28 of 29 water samples in Sebring show acceptable lead levels
The latest round of tap-water tests in the village shows 28 of the 29 most-recent samples were below the federal allowable limit for lead.
The Ohio Environmental Protection Agency announced the latest testing results in a news release Friday.
Combined with earlier voluntary test results received, 999 of 1,044 samples have been below the federal allowable level of 15 parts per billion.
Ohio EPA has followed up on some of the high readings and has found the water coming into the home is safe. Running the tap for 30 seconds to two minutes successfully eliminates any detectable lead in the water, the agency said.
The agency ordered the village Jan. 21 to offer free water testing for any homeowner who asked and will make those results public as they are received.
The state and federal EPA continues to work closely with the village to fine-tune the water chemistry to minimize lead from leaching into the water from piping of certain homeowners.

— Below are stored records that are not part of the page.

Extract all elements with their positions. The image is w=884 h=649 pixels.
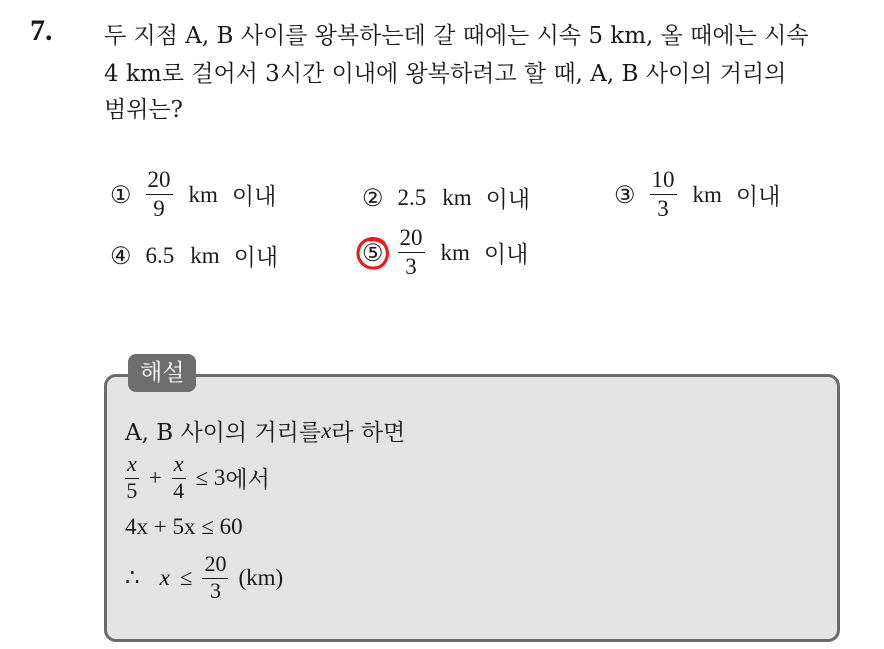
choice-3-suffix: 이내 (735, 184, 781, 211)
choice-2-unit: km (442, 184, 472, 210)
solution-line-4-var: x (159, 564, 170, 590)
solution-tag: 해설 (128, 354, 196, 392)
choice-4-marker: ④ (110, 241, 132, 270)
solution-frac-1 (125, 452, 139, 503)
solution-line-2-post: 에서 (225, 467, 270, 494)
choice-5-denominator: 3 (405, 254, 417, 280)
choice-4-unit: km (190, 242, 220, 268)
solution-line-4-den: 3 (209, 577, 221, 603)
question-number: 7. (30, 14, 53, 47)
choice-2-value: 2.5 (397, 184, 427, 210)
therefore-symbol: ∴ (125, 564, 140, 590)
answer-circle-mark (354, 234, 392, 272)
choice-3-denominator: 3 (657, 196, 669, 222)
solution-line-4-frac (202, 552, 228, 603)
choice-2-suffix: 이내 (485, 187, 531, 213)
question-text-line-1: 두 지점 A, B 사이를 왕복하는데 갈 때에는 시속 5 km, 올 때에는 시속 (104, 23, 809, 49)
choice-3-unit: km (692, 181, 722, 207)
choice-2-marker: ② (362, 183, 384, 212)
choice-3-marker: ③ (614, 180, 636, 209)
choice-5-fraction (398, 225, 425, 281)
solution-frac-2-den: 4 (173, 477, 185, 503)
solution-line-3-text: 4x + 5x ≤ 60 (125, 514, 243, 539)
solution-frac-2 (172, 452, 186, 503)
solution-line-3 (125, 514, 243, 540)
solution-line-4-rel: ≤ (179, 564, 193, 590)
choice-5-numerator: 20 (398, 225, 425, 253)
choice-1[interactable] (110, 167, 276, 223)
solution-inequality: ≤ 3 (195, 464, 226, 490)
choice-1-numerator: 20 (146, 167, 173, 195)
solution-line-4-num: 20 (202, 552, 228, 579)
choice-4[interactable] (110, 239, 278, 272)
choice-1-fraction (146, 167, 173, 223)
choice-4-value: 6.5 (145, 242, 175, 268)
choice-1-marker: ① (110, 180, 132, 209)
question-text-line-2: 4 km로 걸어서 3시간 이내에 왕복하려고 할 때, A, B 사이의 거리의 (104, 61, 787, 87)
solution-frac-2-num: x (172, 452, 186, 479)
choice-5-marker: ⑤ (362, 238, 384, 267)
solution-line-1-post: 라 하면 (331, 420, 406, 446)
choice-2[interactable] (362, 181, 530, 214)
choice-3[interactable] (614, 167, 780, 223)
choice-4-suffix: 이내 (233, 245, 279, 271)
choice-1-suffix: 이내 (231, 184, 277, 211)
solution-line-4-unit: (km) (238, 564, 284, 590)
solution-line-1 (125, 414, 405, 447)
choice-3-numerator: 10 (650, 167, 677, 195)
choice-1-denominator: 9 (153, 196, 165, 222)
solution-frac-1-den: 5 (126, 477, 138, 503)
solution-line-1-pre: A, B 사이의 거리를 (125, 420, 322, 446)
solution-line-4 (125, 552, 283, 603)
choice-3-fraction (650, 167, 677, 223)
question-text-line-3: 범위는? (104, 97, 183, 123)
solution-plus: + (148, 464, 162, 490)
solution-line-1-var: x (321, 417, 332, 443)
choice-5-unit: km (440, 239, 470, 265)
choice-1-unit: km (188, 181, 218, 207)
solution-frac-1-num: x (125, 452, 139, 479)
solution-line-2 (125, 452, 270, 503)
choice-5-suffix: 이내 (483, 242, 529, 269)
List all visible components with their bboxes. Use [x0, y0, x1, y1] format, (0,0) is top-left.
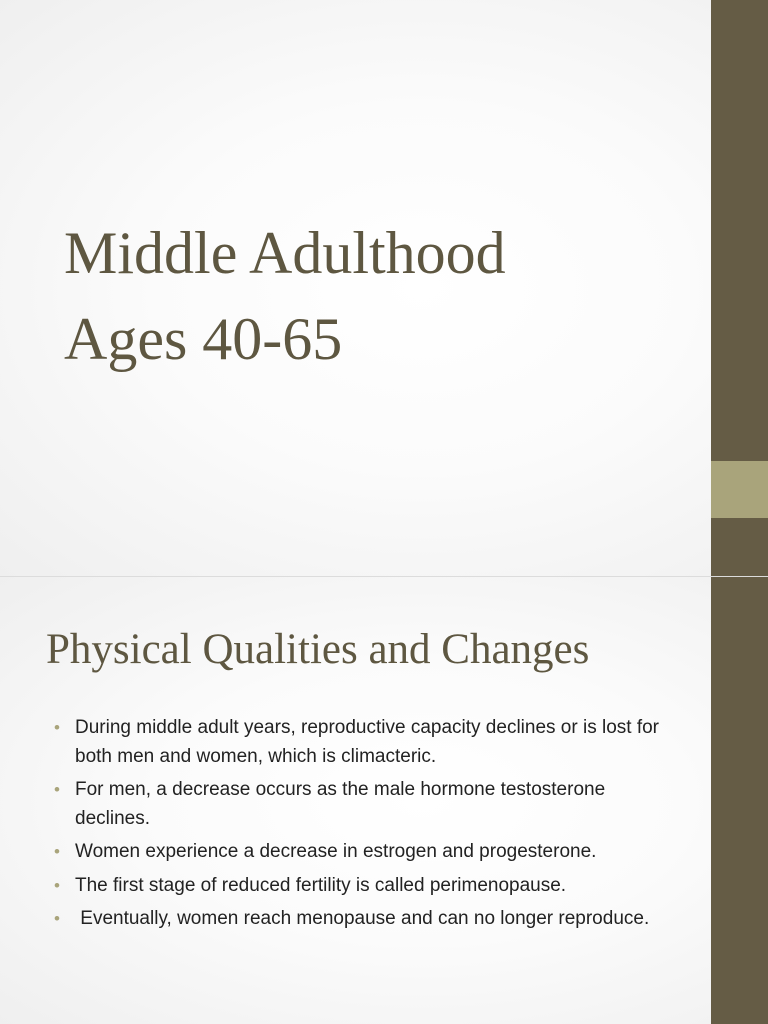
bullet-icon: • [54, 842, 60, 861]
list-item [54, 838, 684, 867]
decorative-side-bar [711, 577, 768, 1024]
bullet-icon: • [54, 718, 60, 737]
decorative-side-accent [711, 461, 768, 518]
bullet-icon: • [54, 909, 60, 928]
section-heading: Physical Qualities and Changes [46, 626, 590, 673]
list-item [54, 905, 684, 934]
bullet-text: The first stage of reduced fertility is called perimenopause. [75, 874, 567, 896]
slide-title-heading [64, 210, 664, 382]
list-item [54, 872, 684, 901]
bullet-icon: • [54, 875, 60, 895]
bullet-text: During middle adult years, reproductive capacity declines or is lost for both men and women, which is climacteric. [75, 717, 659, 767]
bullet-list [54, 714, 684, 939]
list-item [54, 714, 684, 771]
bullet-text: Eventually, women reach menopause and can no longer reproduce. [75, 908, 650, 929]
title-line-2: Ages 40-65 [64, 306, 343, 372]
bullet-icon: • [54, 780, 60, 799]
bullet-text: Women experience a decrease in estrogen and progesterone. [75, 841, 597, 862]
title-line-1: Middle Adulthood [64, 220, 506, 286]
bullet-text: For men, a decrease occurs as the male hormone testosterone declines. [75, 779, 606, 829]
list-item [54, 776, 684, 833]
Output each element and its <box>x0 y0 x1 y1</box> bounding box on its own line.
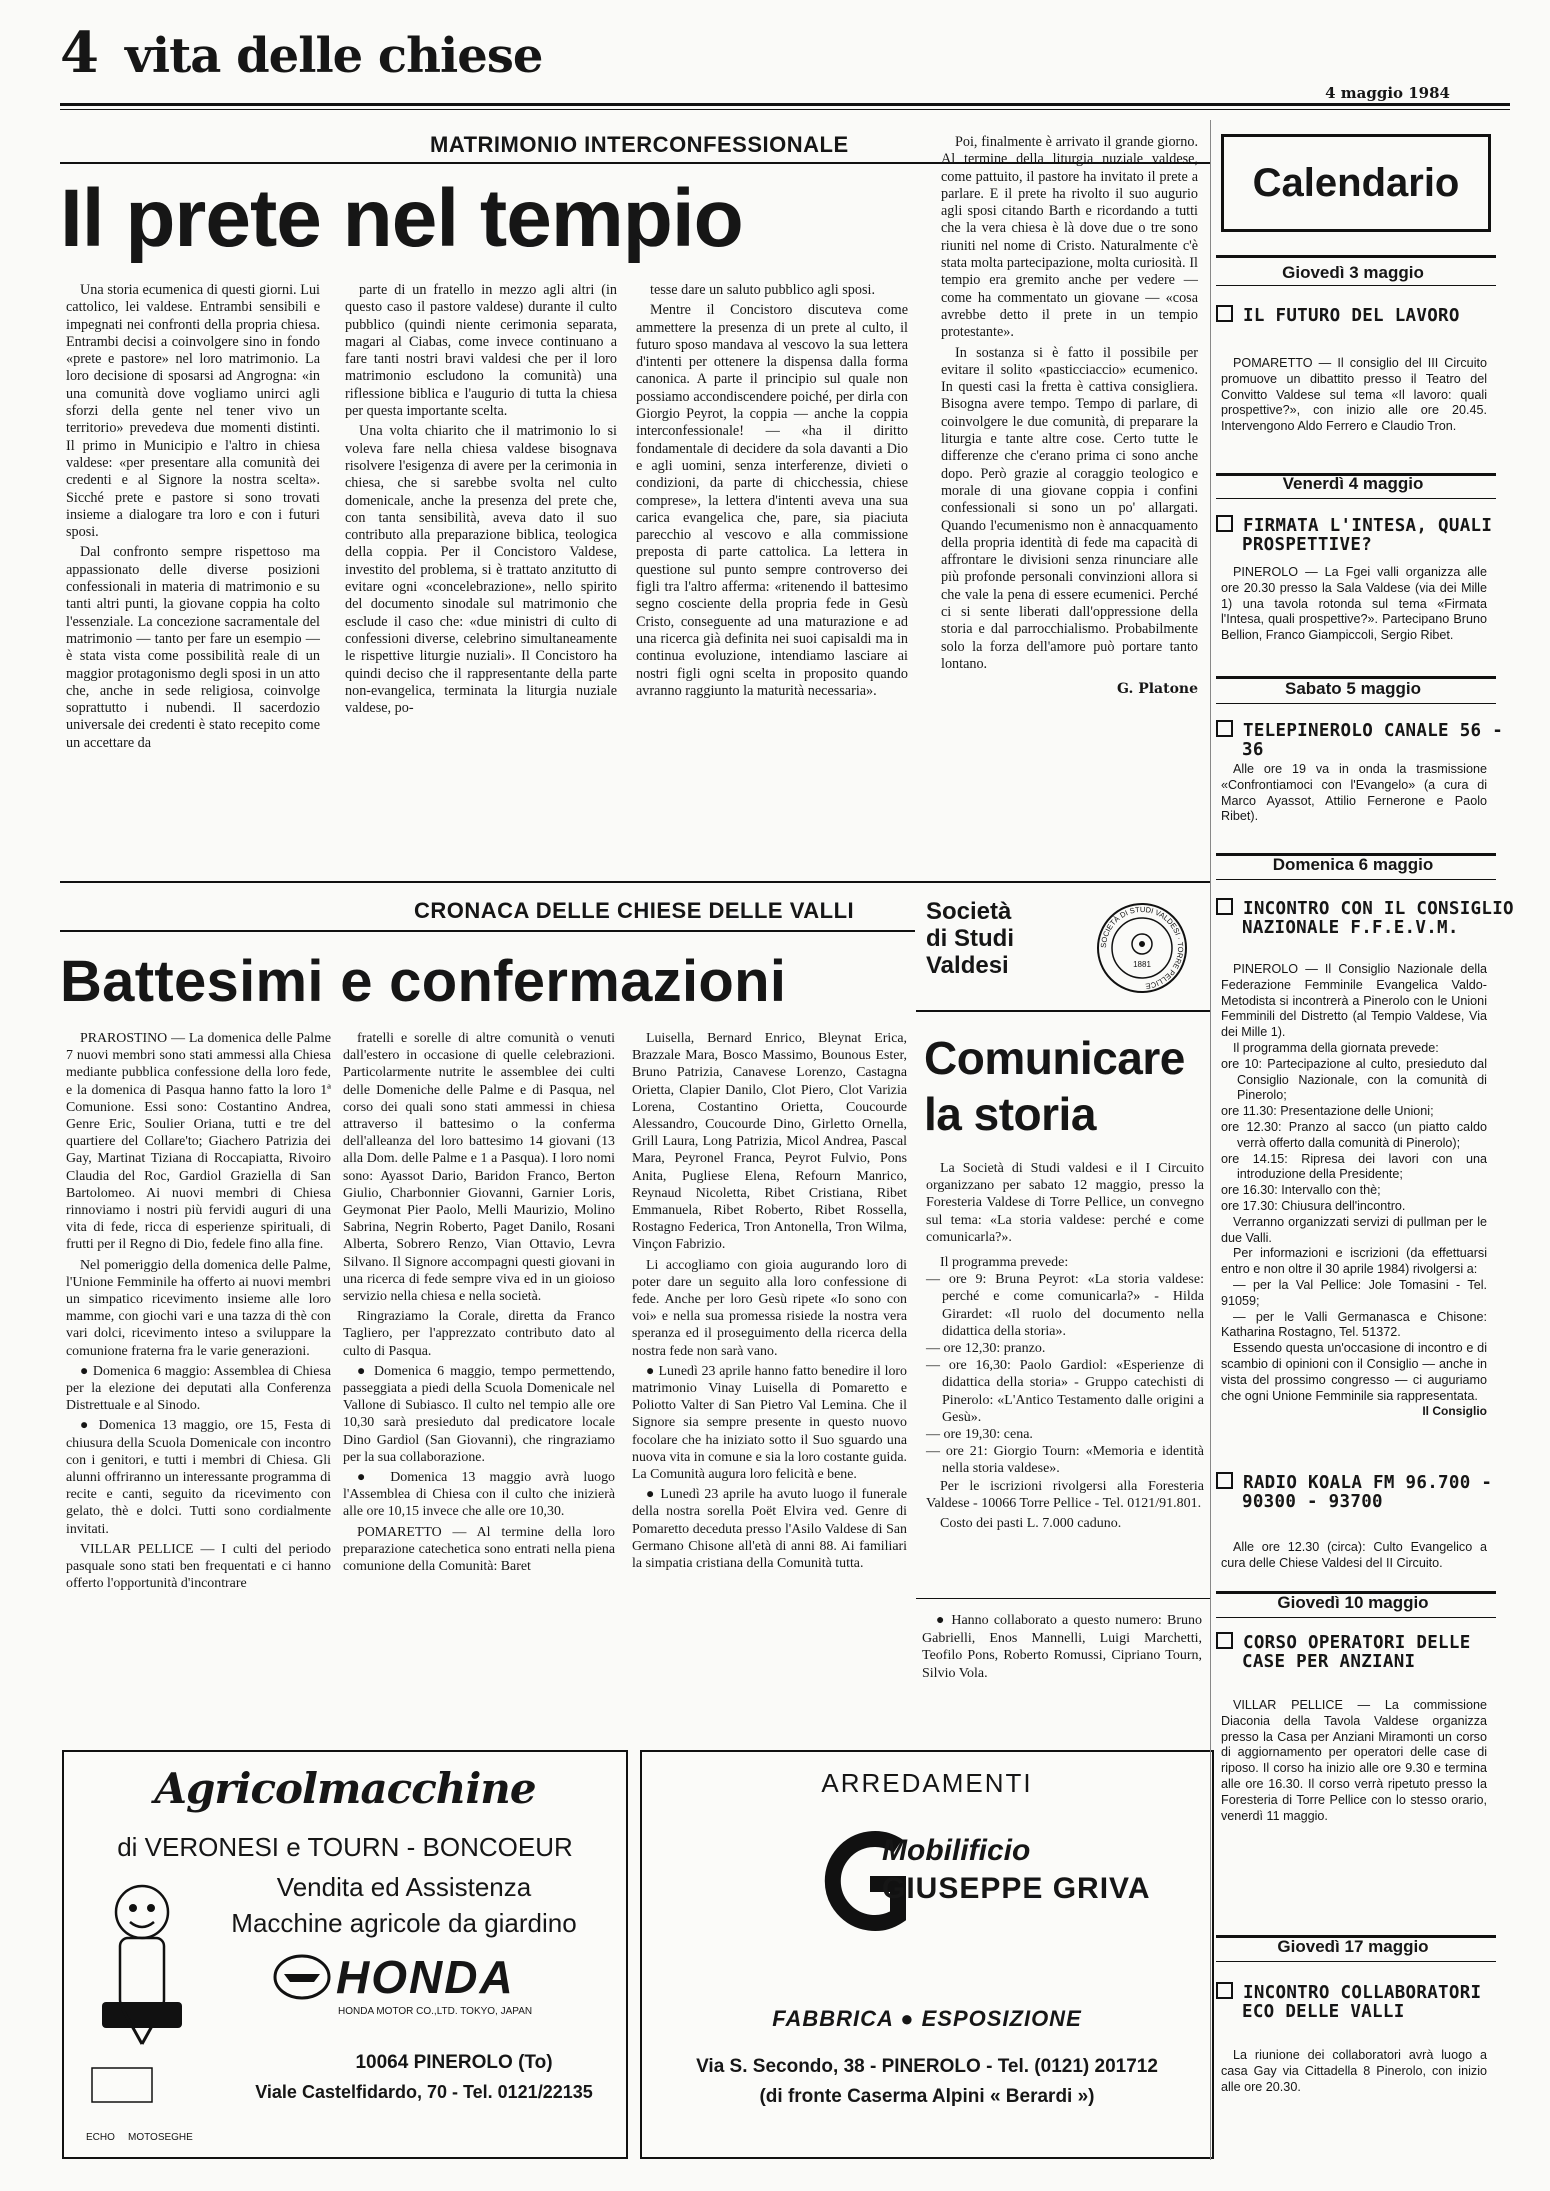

Recent test results confirm that the village’s water plant is lead free, according to the news release.
Despite the fact that most results are below the federal allowable level, the village is still required to provide bottled water or filtration systems to homes where results are over the federal allowable level and work with the county to provide health screening for residents.
In addition, the village must complete all immediate, short-term, and long-term actions required by the state’s EPA director.
To minimize their lead exposure, all residents should follow guidance in public education documents provided by the village.